$258 million funding is being considered by World Bank for Pakistan

MN Report 07:20 AM, 12 May, 2022
$258 million funding is being considered by World Bank for Pakistan

KARACHI: The $258 million National Health Support Program (NHSP) will likely be considered by the World Bank's Board of Executive Directors next month to improve the fair delivery and quality of primary health care services vital to Universal Health Coverage.

Co-financing the NHSP is expected to cost around $130 million, with $80 million coming from the Global Financing Facility, according to official records (GFF). 

Credit and grant funds will be combined for the Disbursement-linked Indicators (DLIs) and the Insurance Premium Finance (IPF).

World Bank Funding For Pakistan

Balochistan, Khyber Pakhtunkhwa (KP), Punjab, Sindh, and the Ministry of National Health Services, Regulations, and Coordination will make all profit from the proposed NHSP because it will be national in scope (MoNHSR&C). 

With this program's assistance, Pakistan's government hopes to further its Universal Health Coverage (UHC) initiative, ensuring that all citizens of Pakistan have access to quality health care, regardless of where they live.

To ensure equal access to high-quality primary health care (PHC), the planned NHSP will work with provincial governments to devolve more responsibilities to local governments. 
However, the Pakistani government's primary and secondary care services are included in the NHSP. Still, the PHC is defined in Pakistan as services provided to Rural Health Centres and lower, including the community level.

There will be no direct funding for secondary or tertiary care under the Program for Results (PforR). 
Pakistan's provincial governments are expected to implement the NHSP. Still, the PforR is also meant to help the Ministry of Health and Social Welfare (MoNHSR&C) strengthen its coordination, research, and reporting on Pakistan's progress toward universal health coverage (UHC).

The recommended Program Development Objectives (PDO) level outcomes indicators are as follows:

UHC index (modified to reflect PHC essential health services) rises (disaggregated by province and lagging districts).

Modern contraceptives are becoming more popular among married women between 15 and 49. (disaggregated by province and lagging districts).

An increase in the percentage of women receiving covered prenatal care (disaggregated by province).

Spending on primary healthcare isn't covered by salaries (disaggregated by province).

According to the data, Pakistan will have 227.5 million people by the year 2020, 48 million of whom will be of childbearing age and 32 million of whom will be under the age of five. 
In 2019, the GNI per capita stood at $1,410. 

The country's growth possibilities have been limited by periodic macroeconomic crises and a low human capital base. 

Between FY2019 and FY2020, GDP grew at a rate of roughly 4.3 percent on a yearly basis, lagging behind the South Asian average of 6.2 percent.

A child born in Pakistan can expect to reach only 41% of his or her potential because of the hazards of poor health and education. 

This is below the median for South Asia (0.50) and countries with a lesser middle class (0.47). 

Even the national Human Capital Index (HCI) obscures the enormous regional disparities. " 

Balochistan is at 0.32 percent, Sindh is at 0.36 percent, and Khyber Pakhtunkhwa is at 0.39 percent. 
The pandemic has weakened and stretched the already strained public health system, making human capital accumulation even more difficult.

In Pakistan, the pandemic has seen multiple outbreaks of COVID-19. 
People were scared to seek treatment because of the disruptions in the supply chain and the redeployment of health care professionals caused by the infections and containment measures, which made it difficult to provide essential health services. 

A pandemic may wipe out eight years' worth of progress in human capacity (two HCI points) based on global schooling and child mortality simulations, with harsher consequences for the poor and vulnerable.

The documents also revealed that Pakistan's health outcomes had improved significantly over the last decade.

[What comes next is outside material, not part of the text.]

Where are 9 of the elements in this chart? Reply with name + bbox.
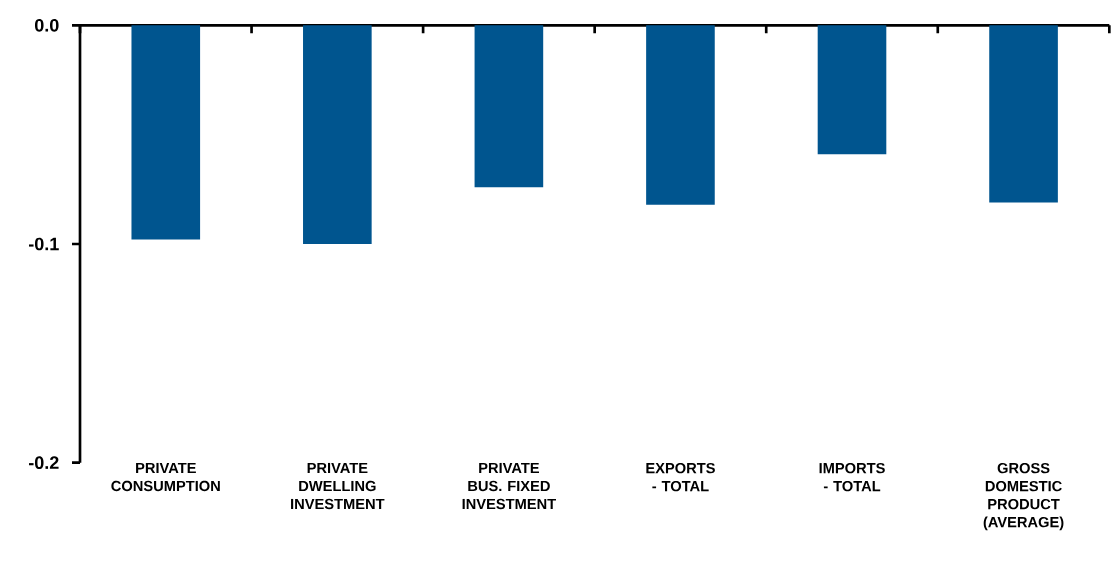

Still, it failed to meet the 2015 health-related Millennium Development Goals (MDGs). Given the current trends, it is unlikely to meet most of the 2030 Sustainable Development Goals (SDGs) in this area (SDGs).

Sixty-seven years of life expectancy was reached in 2019 in Pakistan, up from 60 in 1990. 

Despite this, it's still below average for the region of South Asia. 

A high level of stunting (38 percent in 2018) and newborn mortality (23 percent in 2019) among married women show that progress in reproductive, maternal, and child health has also been insufficient, as indicated by the low contraceptive (modern methods) prevalence among married women (2019). (41 deaths per 1,000 live births in 2019). 

Children in Pakistan who are 12 to 23 months old have only gotten a third dosage of DPT, compared to 90% in the South Asia region and 88% in low-income nations.

Socioeconomic and geographic gaps continue to be significant. 
The less fortunate are being ignored. 

There are 34 neonatal fatalities per 1,000 live births in the fourth wealth quintile, whereas 51 deaths/mortalities per 1,000 live births in the bottom quintile.